Corrine’s project examined a new cohort of YCP students (Fall 2010/Spring 2011)  with nasal and skin-isolated samples grown in M-Staph broth to promote the enrichment of Staphylococcus. Samples were then streaked onto Mannitol Salts Agar, in order to identify putative colonies of S. aureus by their ability to ferment mannitol. Each student sample was then examined by the coagulase test to confirm the presence of S. aureus in the sample, and for expression of the antimicrobial resistance gene beta-lactamase.  These isolates were then correlated with reported student usage of gym facilities, and with working in a health care setting.  She then compared this data with similar datasets collected from the Fall 2007 term forward.

Prevalence of S. aureus and beta-lactamase expressing S. aureus among YCP students, 2007 to 2011 HC/NHC = Health care/non-health care workers G/NG = Gym/non-gym use

Corrine’s full data set is shown here. As can be seen, there are gender differences in carriage of coagulase-positive S. aureus (%coag), with males showing a statistically significant difference from females, however the differences between genders for beta-lactamase expressing S. aureus was not statistically significant. Frequent gym use did not seem to be significant for either carriage of coagulase-positive SA, or for beta-lactamase positive SA, with no statistic difference in gender pooled groups. Health-care association however did demonstrate a significant risk factor for carrying beta-lactamase positive SA, with students who reported working in any health-care facility showing up to 50% higher carriage rates of antibiotic resistant SA isolates on their skin.

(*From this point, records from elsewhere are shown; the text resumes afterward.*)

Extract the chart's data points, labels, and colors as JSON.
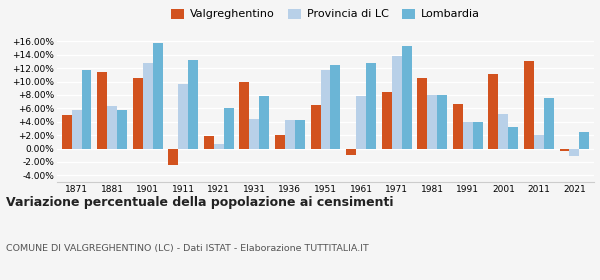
{
  "years": [
    1871,
    1881,
    1901,
    1911,
    1921,
    1931,
    1936,
    1951,
    1961,
    1971,
    1981,
    1991,
    2001,
    2011,
    2021
  ],
  "valgreghentino": [
    5.0,
    11.5,
    10.5,
    -2.5,
    1.8,
    9.9,
    2.0,
    6.5,
    -1.0,
    8.5,
    10.5,
    6.6,
    11.2,
    13.0,
    -0.3
  ],
  "provincia_lc": [
    5.8,
    6.3,
    12.7,
    9.7,
    0.7,
    4.4,
    4.2,
    11.8,
    7.8,
    13.8,
    8.0,
    4.0,
    5.2,
    2.0,
    -1.1
  ],
  "lombardia": [
    11.7,
    5.7,
    15.7,
    13.2,
    6.1,
    7.9,
    4.2,
    12.5,
    12.8,
    15.3,
    8.0,
    4.0,
    3.2,
    7.5,
    2.4
  ],
  "color_valgreghentino": "#d2521e",
  "color_provincia": "#b8d0e8",
  "color_lombardia": "#6bb5d6",
  "title": "Variazione percentuale della popolazione ai censimenti",
  "subtitle": "COMUNE DI VALGREGHENTINO (LC) - Dati ISTAT - Elaborazione TUTTITALIA.IT",
  "ylim": [
    -5.0,
    18.0
  ],
  "yticks": [
    -4.0,
    -2.0,
    0.0,
    2.0,
    4.0,
    6.0,
    8.0,
    10.0,
    12.0,
    14.0,
    16.0
  ],
  "background_color": "#f5f5f5",
  "bar_width": 0.28
}
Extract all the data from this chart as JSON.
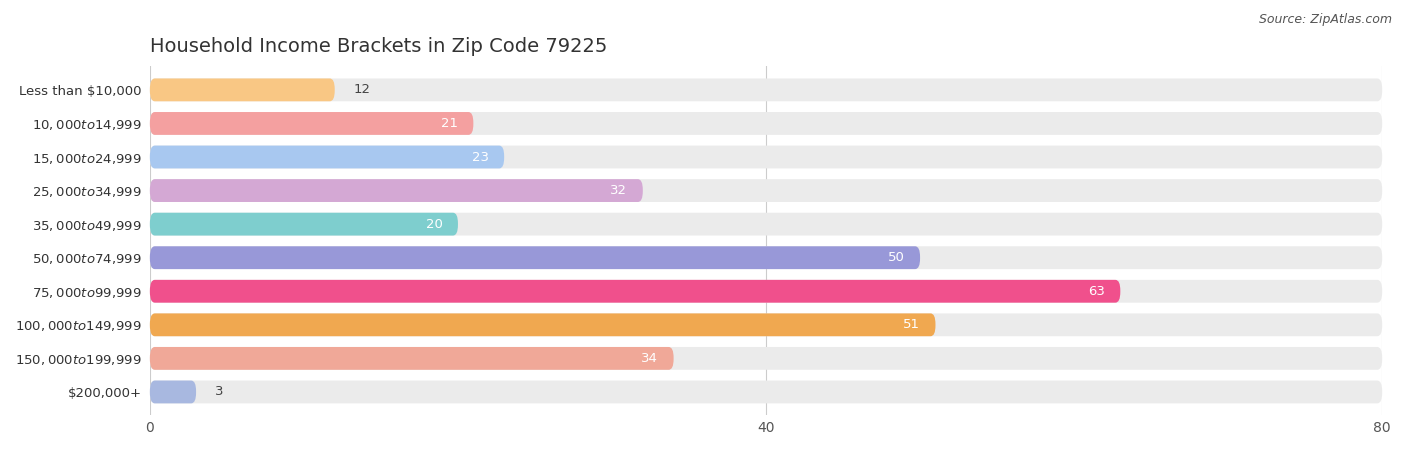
{
  "title": "Household Income Brackets in Zip Code 79225",
  "source": "Source: ZipAtlas.com",
  "categories": [
    "Less than $10,000",
    "$10,000 to $14,999",
    "$15,000 to $24,999",
    "$25,000 to $34,999",
    "$35,000 to $49,999",
    "$50,000 to $74,999",
    "$75,000 to $99,999",
    "$100,000 to $149,999",
    "$150,000 to $199,999",
    "$200,000+"
  ],
  "values": [
    12,
    21,
    23,
    32,
    20,
    50,
    63,
    51,
    34,
    3
  ],
  "colors": [
    "#F9C784",
    "#F4A0A0",
    "#A8C8F0",
    "#D4A8D4",
    "#7ECECE",
    "#9898D8",
    "#F0508C",
    "#F0A850",
    "#F0A898",
    "#A8B8E0"
  ],
  "bar_bg_color": "#EBEBEB",
  "xlim": [
    0,
    80
  ],
  "xticks": [
    0,
    40,
    80
  ],
  "background_color": "#FFFFFF",
  "title_fontsize": 14,
  "label_fontsize": 9.5,
  "value_fontsize": 9.5,
  "bar_height": 0.68,
  "value_threshold_inside": 15,
  "rounding_size": 0.32
}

Corrine’s most significant conclusion follows that latter finding; overall in YCP student populations student carriage of coagulase-positive Staphylococcus aureus was within normally reported levels found nationwide, however these isolates were also positive of beta lactamase up to 47% of the time, which is significantly higher than the national average. The collected data on YCP students suggests that community acquired SA should be continued to be monitored.

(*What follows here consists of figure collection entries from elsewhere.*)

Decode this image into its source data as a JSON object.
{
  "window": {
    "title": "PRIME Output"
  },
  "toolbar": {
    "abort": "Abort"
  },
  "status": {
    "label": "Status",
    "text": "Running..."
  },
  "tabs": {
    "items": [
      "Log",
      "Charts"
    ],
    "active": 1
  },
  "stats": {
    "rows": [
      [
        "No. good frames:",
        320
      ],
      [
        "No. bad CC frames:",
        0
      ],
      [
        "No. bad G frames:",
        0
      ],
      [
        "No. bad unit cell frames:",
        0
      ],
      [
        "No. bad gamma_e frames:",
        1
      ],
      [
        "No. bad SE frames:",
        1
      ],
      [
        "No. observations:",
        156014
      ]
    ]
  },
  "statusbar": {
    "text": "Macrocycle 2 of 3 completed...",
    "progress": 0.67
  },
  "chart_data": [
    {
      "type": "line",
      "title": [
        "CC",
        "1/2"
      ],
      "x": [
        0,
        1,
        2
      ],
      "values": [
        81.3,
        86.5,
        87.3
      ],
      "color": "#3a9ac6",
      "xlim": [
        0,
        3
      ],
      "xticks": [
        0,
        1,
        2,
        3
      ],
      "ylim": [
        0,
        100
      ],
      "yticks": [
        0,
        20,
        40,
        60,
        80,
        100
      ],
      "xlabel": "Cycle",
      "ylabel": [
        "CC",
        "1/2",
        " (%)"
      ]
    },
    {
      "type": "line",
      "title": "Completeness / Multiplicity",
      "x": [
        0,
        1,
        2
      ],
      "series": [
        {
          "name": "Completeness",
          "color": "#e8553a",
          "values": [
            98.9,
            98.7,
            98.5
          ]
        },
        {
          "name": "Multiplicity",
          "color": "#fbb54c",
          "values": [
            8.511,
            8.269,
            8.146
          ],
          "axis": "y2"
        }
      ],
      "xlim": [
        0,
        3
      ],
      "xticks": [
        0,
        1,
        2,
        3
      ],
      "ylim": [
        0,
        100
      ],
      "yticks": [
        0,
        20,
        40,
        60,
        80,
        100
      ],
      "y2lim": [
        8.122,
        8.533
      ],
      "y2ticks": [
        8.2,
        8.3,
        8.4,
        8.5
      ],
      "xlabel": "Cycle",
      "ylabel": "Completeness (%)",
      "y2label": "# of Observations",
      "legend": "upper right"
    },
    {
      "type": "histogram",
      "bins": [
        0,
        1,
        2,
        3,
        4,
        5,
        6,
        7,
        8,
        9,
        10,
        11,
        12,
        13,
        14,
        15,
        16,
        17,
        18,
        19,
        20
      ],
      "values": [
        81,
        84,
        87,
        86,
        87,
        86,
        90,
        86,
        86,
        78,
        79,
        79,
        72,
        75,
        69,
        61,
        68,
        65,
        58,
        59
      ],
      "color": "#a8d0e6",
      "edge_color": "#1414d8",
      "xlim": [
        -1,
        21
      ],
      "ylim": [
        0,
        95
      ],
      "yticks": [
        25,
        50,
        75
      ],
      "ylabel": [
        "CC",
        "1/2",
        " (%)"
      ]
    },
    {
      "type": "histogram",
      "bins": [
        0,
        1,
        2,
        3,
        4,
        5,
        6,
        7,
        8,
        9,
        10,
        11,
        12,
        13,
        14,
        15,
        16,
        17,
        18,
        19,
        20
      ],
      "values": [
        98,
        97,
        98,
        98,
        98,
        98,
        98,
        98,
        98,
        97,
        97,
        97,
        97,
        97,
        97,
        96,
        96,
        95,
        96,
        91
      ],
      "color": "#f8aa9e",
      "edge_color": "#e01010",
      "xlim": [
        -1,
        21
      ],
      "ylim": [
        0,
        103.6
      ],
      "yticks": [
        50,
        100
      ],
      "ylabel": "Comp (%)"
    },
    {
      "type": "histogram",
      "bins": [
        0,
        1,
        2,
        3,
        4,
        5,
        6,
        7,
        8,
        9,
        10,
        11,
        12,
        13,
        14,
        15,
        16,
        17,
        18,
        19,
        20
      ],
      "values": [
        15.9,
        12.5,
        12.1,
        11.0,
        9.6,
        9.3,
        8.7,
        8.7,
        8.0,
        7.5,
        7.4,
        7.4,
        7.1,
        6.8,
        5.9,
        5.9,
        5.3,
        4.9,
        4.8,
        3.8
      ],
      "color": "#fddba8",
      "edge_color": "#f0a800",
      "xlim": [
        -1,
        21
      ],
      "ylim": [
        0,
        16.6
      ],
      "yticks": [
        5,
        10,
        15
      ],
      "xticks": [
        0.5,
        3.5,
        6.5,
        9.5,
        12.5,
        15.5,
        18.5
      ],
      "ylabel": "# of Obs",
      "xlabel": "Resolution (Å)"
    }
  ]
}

The take home message is this: emergence of antibiotic resistant isolates of nosocomially-acquired infections continues to rise, and presents a tremendous problem for health care. Awareness of the presence of these organisms on our bodies, and active prevention of transmission to susceptible individuals will offer us the best opportunity to help our patients, and speed their recovery times.


About ycpmicro

My name is David Singleton, and I am an Associate Professor of Microbiology at York College of Pennsylvania. My main course is BIO230, a course taken by allied-health students at YCP. Views on this site are my own.

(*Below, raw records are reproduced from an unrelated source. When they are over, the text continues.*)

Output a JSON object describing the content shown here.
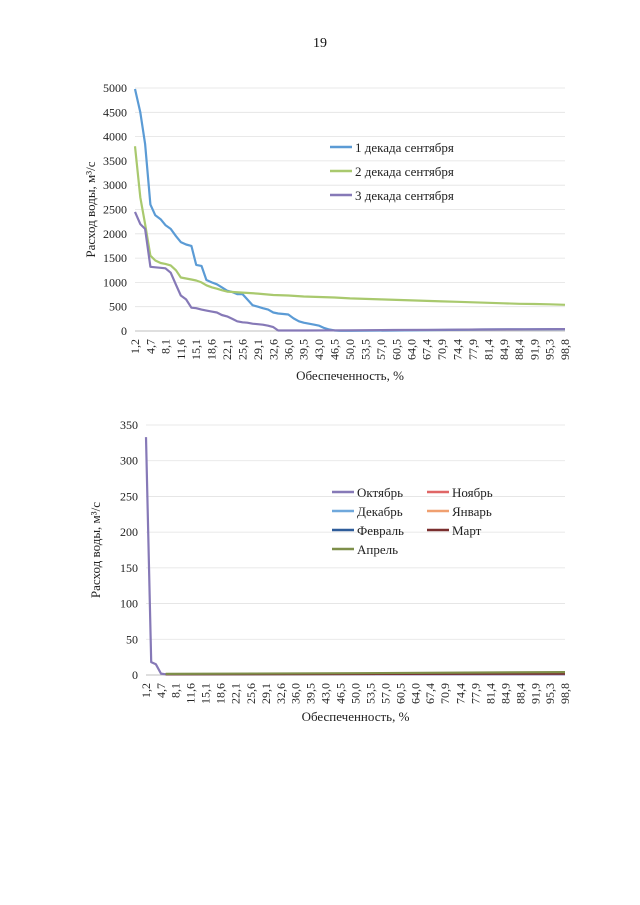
{
  "page": {
    "number": "19"
  },
  "chart_data": [
    {
      "type": "line",
      "xlabel": "Обеспеченность, %",
      "ylabel": "Расход воды, м³/с",
      "ylim": [
        0,
        5000
      ],
      "yticks": [
        0,
        500,
        1000,
        1500,
        2000,
        2500,
        3000,
        3500,
        4000,
        4500,
        5000
      ],
      "xticks": [
        "1,2",
        "4,7",
        "8,1",
        "11,6",
        "15,1",
        "18,6",
        "22,1",
        "25,6",
        "29,1",
        "32,6",
        "36,0",
        "39,5",
        "43,0",
        "46,5",
        "50,0",
        "53,5",
        "57,0",
        "60,5",
        "64,0",
        "67,4",
        "70,9",
        "74,4",
        "77,9",
        "81,4",
        "84,9",
        "88,4",
        "91,9",
        "95,3",
        "98,8"
      ],
      "xlim": [
        1.2,
        98.8
      ],
      "grid": true,
      "legend": "right",
      "series": [
        {
          "name": "1 декада сентября",
          "color": "#5B9BD5",
          "x": [
            1.2,
            2.4,
            3.5,
            4.7,
            5.8,
            7.0,
            8.1,
            9.3,
            10.5,
            11.6,
            12.8,
            14.0,
            15.1,
            16.3,
            17.4,
            18.6,
            19.8,
            20.9,
            22.1,
            23.3,
            24.4,
            25.6,
            26.7,
            27.9,
            29.1,
            30.2,
            31.4,
            32.6,
            33.7,
            34.9,
            36.0,
            37.2,
            38.4,
            39.5,
            40.7,
            41.9,
            43.0,
            44.2,
            45.3,
            46.5,
            47.7,
            48.8,
            50.0,
            60.0,
            70.0,
            80.0,
            90.0,
            98.8
          ],
          "y": [
            4980,
            4500,
            3850,
            2600,
            2380,
            2300,
            2180,
            2100,
            1950,
            1830,
            1780,
            1750,
            1360,
            1340,
            1050,
            1000,
            960,
            900,
            830,
            800,
            760,
            760,
            650,
            530,
            500,
            470,
            440,
            380,
            360,
            350,
            340,
            260,
            200,
            170,
            150,
            130,
            110,
            60,
            30,
            10,
            5,
            5,
            5,
            10,
            20,
            30,
            35,
            40
          ]
        },
        {
          "name": "2 декада сентября",
          "color": "#A9C96E",
          "x": [
            1.2,
            2.4,
            3.5,
            4.7,
            5.8,
            7.0,
            8.1,
            9.3,
            10.5,
            11.6,
            12.8,
            14.0,
            15.1,
            16.3,
            17.4,
            18.6,
            19.8,
            20.9,
            22.1,
            25.6,
            29.1,
            32.6,
            36.0,
            39.5,
            43.0,
            46.5,
            50.0,
            53.5,
            57.0,
            60.5,
            64.0,
            67.4,
            70.9,
            74.4,
            77.9,
            81.4,
            84.9,
            88.4,
            91.9,
            95.3,
            98.8
          ],
          "y": [
            3800,
            2750,
            2200,
            1550,
            1450,
            1400,
            1380,
            1350,
            1250,
            1100,
            1080,
            1060,
            1040,
            1000,
            940,
            900,
            870,
            840,
            810,
            790,
            770,
            740,
            730,
            710,
            700,
            690,
            670,
            660,
            650,
            640,
            630,
            620,
            610,
            600,
            590,
            580,
            570,
            560,
            555,
            550,
            540
          ]
        },
        {
          "name": "3 декада сентября",
          "color": "#8679B7",
          "x": [
            1.2,
            2.4,
            3.5,
            4.7,
            5.8,
            7.0,
            8.1,
            9.3,
            10.5,
            11.6,
            12.8,
            14.0,
            15.1,
            16.3,
            17.4,
            18.6,
            19.8,
            20.9,
            22.1,
            23.3,
            24.4,
            25.6,
            26.7,
            27.9,
            29.1,
            30.2,
            31.4,
            32.6,
            33.7,
            40.0,
            50.0,
            60.0,
            70.0,
            80.0,
            90.0,
            98.8
          ],
          "y": [
            2450,
            2200,
            2100,
            1320,
            1310,
            1300,
            1290,
            1200,
            950,
            730,
            650,
            480,
            470,
            440,
            420,
            400,
            380,
            330,
            300,
            250,
            200,
            180,
            170,
            150,
            140,
            130,
            110,
            80,
            10,
            10,
            15,
            20,
            25,
            30,
            35,
            40
          ]
        }
      ]
    },
    {
      "type": "line",
      "xlabel": "Обеспеченность, %",
      "ylabel": "Расход воды, м³/с",
      "ylim": [
        0,
        350
      ],
      "yticks": [
        0,
        50,
        100,
        150,
        200,
        250,
        300,
        350
      ],
      "xticks": [
        "1,2",
        "4,7",
        "8,1",
        "11,6",
        "15,1",
        "18,6",
        "22,1",
        "25,6",
        "29,1",
        "32,6",
        "36,0",
        "39,5",
        "43,0",
        "46,5",
        "50,0",
        "53,5",
        "57,0",
        "60,5",
        "64,0",
        "67,4",
        "70,9",
        "74,4",
        "77,9",
        "81,4",
        "84,9",
        "88,4",
        "91,9",
        "95,3",
        "98,8"
      ],
      "xlim": [
        1.2,
        98.8
      ],
      "grid": true,
      "legend": "right",
      "series": [
        {
          "name": "Октябрь",
          "color": "#8679B7",
          "x": [
            1.2,
            2.4,
            3.5,
            4.7,
            5.8,
            98.8
          ],
          "y": [
            333,
            18,
            15,
            2,
            1,
            1
          ]
        },
        {
          "name": "Ноябрь",
          "color": "#E06666",
          "x": [
            5.8,
            98.8
          ],
          "y": [
            1,
            2
          ]
        },
        {
          "name": "Декабрь",
          "color": "#6FA8DC",
          "x": [
            5.8,
            98.8
          ],
          "y": [
            1,
            2
          ]
        },
        {
          "name": "Январь",
          "color": "#F0A070",
          "x": [
            5.8,
            98.8
          ],
          "y": [
            1,
            2
          ]
        },
        {
          "name": "Февраль",
          "color": "#2E5C9A",
          "x": [
            5.8,
            98.8
          ],
          "y": [
            1,
            2
          ]
        },
        {
          "name": "Март",
          "color": "#7A2E2E",
          "x": [
            5.8,
            98.8
          ],
          "y": [
            1,
            2
          ]
        },
        {
          "name": "Апрель",
          "color": "#7E8F4A",
          "x": [
            5.8,
            50.0,
            98.8
          ],
          "y": [
            1.5,
            2.5,
            4
          ]
        }
      ]
    }
  ]
}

Posted on April 16, 2012, in Danger danger danger!, Microbes in the News and tagged , , , . Bookmark the permalink. 2 Comments.

  1. There is a full experimental lab report on how hospitals and/or specific units in a hospital could potentially solve this problem, published by the Oxford Journals in February 2003, on the use of routine cycling of antimicrobial agents to aid in infection control. The full report can be found here: Cycling refers to, “The deliberate, scheduled removal and substitution of specific antimicrobials or classes of antimicrobials within an institutional environment (either hospital-wide or confined to specific units) to avoid or reverse the development of antimicrobial resistance.”

    This lab report is over 9 years old, but I believe it gives us some type of insight on how we could potentially achieve infection control. As the report also states, this topic isn’t widely addressed by many researchers, as there still remains insufficient evidence on whether or not cycling has any positive inpact on infection control in regards to this specific concern.

    • Those chemotherapeutics from that article are for in vivo patient treatment, as opposed to control in an environmental setting. Cycling of antibiotics does help to prevent acquisition of resistance in an infection, but does not help with organisms on fomites, where chemical methods of control are needed.